Regentanz

Sammelbezeichnung für Rituale, die vorwiegend in amerikanischen (indianischen) Stammesreligionen zur Sicherung von Regen praktiziert werden. Sie finden gelegentlich auch als schamanistische Handlungen in der Nähe von besonderen Felsbildern unter Ausschluss der Öffentlichkeit statt. Regen wird überwiegend als schöpferische Substanz verstanden, die durch den scheinbaren himmlischen Ursprung als vermittelndes Element zwischen Himmel und Erde dienen soll. Daher nehmen R.tänze und die sie durchführenden Spezialisten in den jeweiligen Religionen eine exponierte Stellung ein.
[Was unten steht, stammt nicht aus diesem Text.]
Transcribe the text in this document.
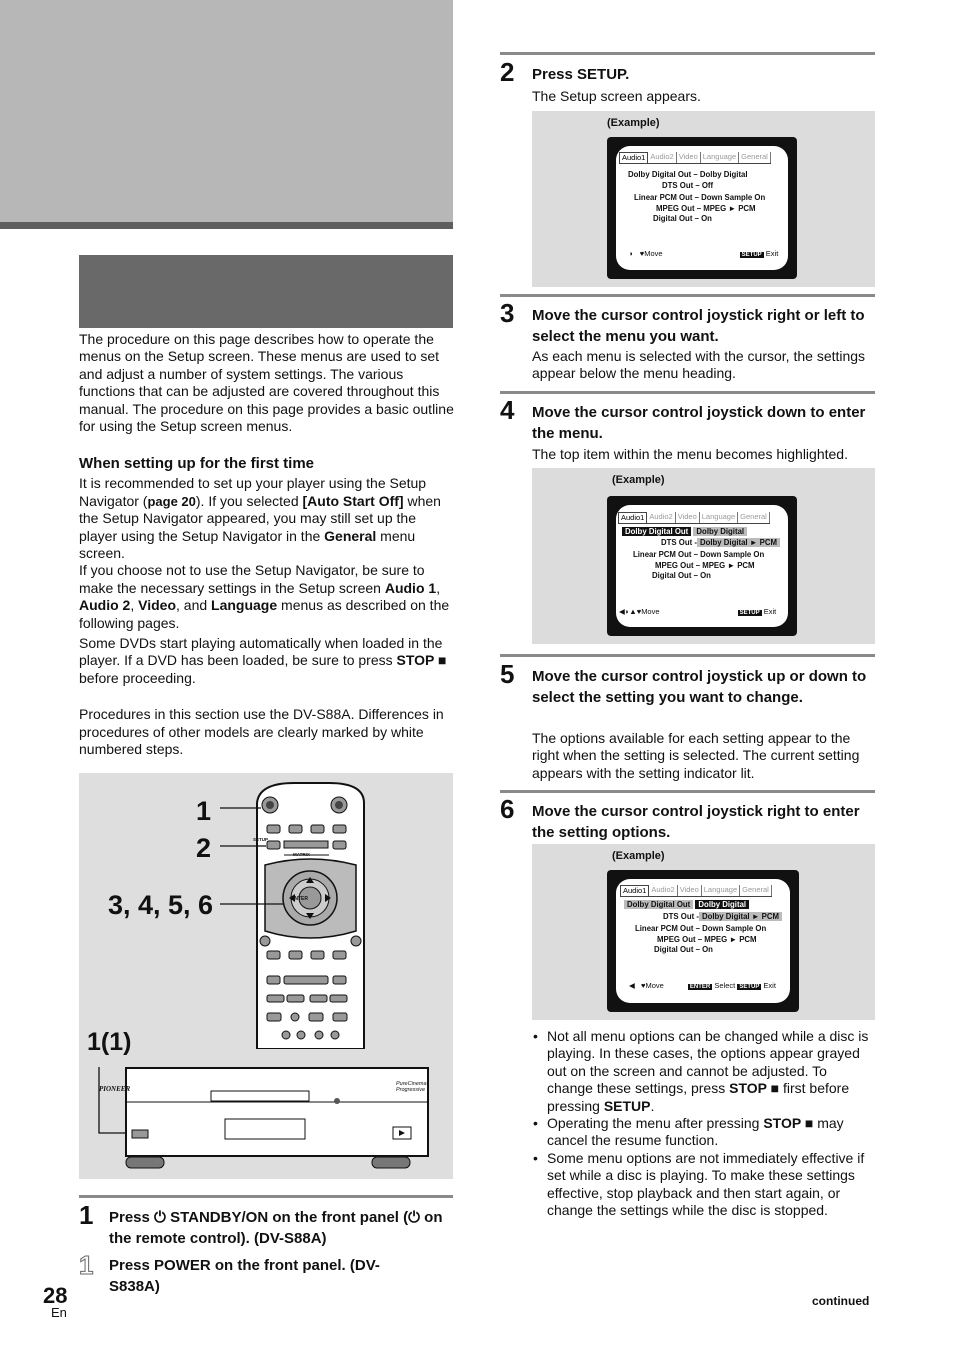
The procedure on this page describes how to operate the menus on the Setup screen. These menus are used to set and adjust a number of system settings. The various functions that can be adjusted are covered throughout this manual. The procedure on this page provides a basic outline for using the Setup screen menus.

When setting up for the first time

It is recommended to set up your player using the Setup Navigator (page 20). If you selected [Auto Start Off] when the Setup Navigator appeared, you may still set up the player using the Setup Navigator in the General menu screen.

If you choose not to use the Setup Navigator, be sure to make the necessary settings in the Setup screen Audio 1, Audio 2, Video, and Language menus as described on the following pages.

Some DVDs start playing automatically when loaded in the player. If a DVD has been loaded, be sure to press STOP ■ before proceeding.

Procedures in this section use the DV-S88A. Differences in procedures of other models are clearly marked by white numbered steps.

PIONEER
1
2
3, 4, 5, 6
1(1)
SETUP
ENTER
MATRIX
PureCinema Progressive
1 Press ⏻ STANDBY/ON on the front panel (⏻ on the remote control). (DV-S88A)
1 Press POWER on the front panel. (DV-S838A)
28
En
2 Press SETUP.
The Setup screen appears.
(Example)
Audio1 Audio2 Video Language General
Dolby Digital Out – Dolby Digital
DTS Out – Off
Linear PCM Out – Down Sample On
MPEG Out – MPEG ► PCM
Digital Out – On
◗   ♥Move	SETUP Exit
3 Move the cursor control joystick right or left to select the menu you want.
As each menu is selected with the cursor, the settings appear below the menu heading.
4 Move the cursor control joystick down to enter the menu.
The top item within the menu becomes highlighted.
(Example)
Audio1 Audio2 Video Language General
Dolby Digital Out Dolby Digital
DTS Out - Dolby Digital ► PCM
Linear PCM Out – Down Sample On
MPEG Out – MPEG ► PCM
Digital Out – On
◀◗▲♥Move	SETUP Exit
5 Move the cursor control joystick up or down to select the setting you want to change.
The options available for each setting appear to the right when the setting is selected. The current setting appears with the setting indicator lit.
6 Move the cursor control joystick right to enter the setting options.
(Example)
Audio1 Audio2 Video Language General
Dolby Digital Out Dolby Digital
DTS Out - Dolby Digital ► PCM
Linear PCM Out – Down Sample On
MPEG Out – MPEG ► PCM
Digital Out – On
◀   ♥Move	ENTER Select SETUP Exit
• Not all menu options can be changed while a disc is playing. In these cases, the options appear grayed out on the screen and cannot be adjusted. To change these settings, press STOP ■ first before pressing SETUP.
• Operating the menu after pressing STOP ■ may cancel the resume function.
• Some menu options are not immediately effective if set while a disc is playing. To make these settings effective, stop playback and then start again, or change the settings while the disc is stopped.
continued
Die sog. Regenpriester beim Pueblo-Volk der Zuni z.B. haben strenge Fastenvorschriften einzuhalten, wenn sie in der regenreichen Zeit zwischen Sommersonnenwende und Herbstbeginn R.tänze aufführen. Es kommen auch Regensymbole auf Altären zum Einsatz, welche die Bitte um Regen noch verstärken sollen. Die dabei verwendeten Paraphernalia können sich von Kultur zu Kultur unterscheiden.

Lit.: Auffarth, Christoph/Kippenberg, Hans G./Michaels, Axel (Hrsg.): Wörterbuch der Religionen. Kröner: Stuttgart, 2006.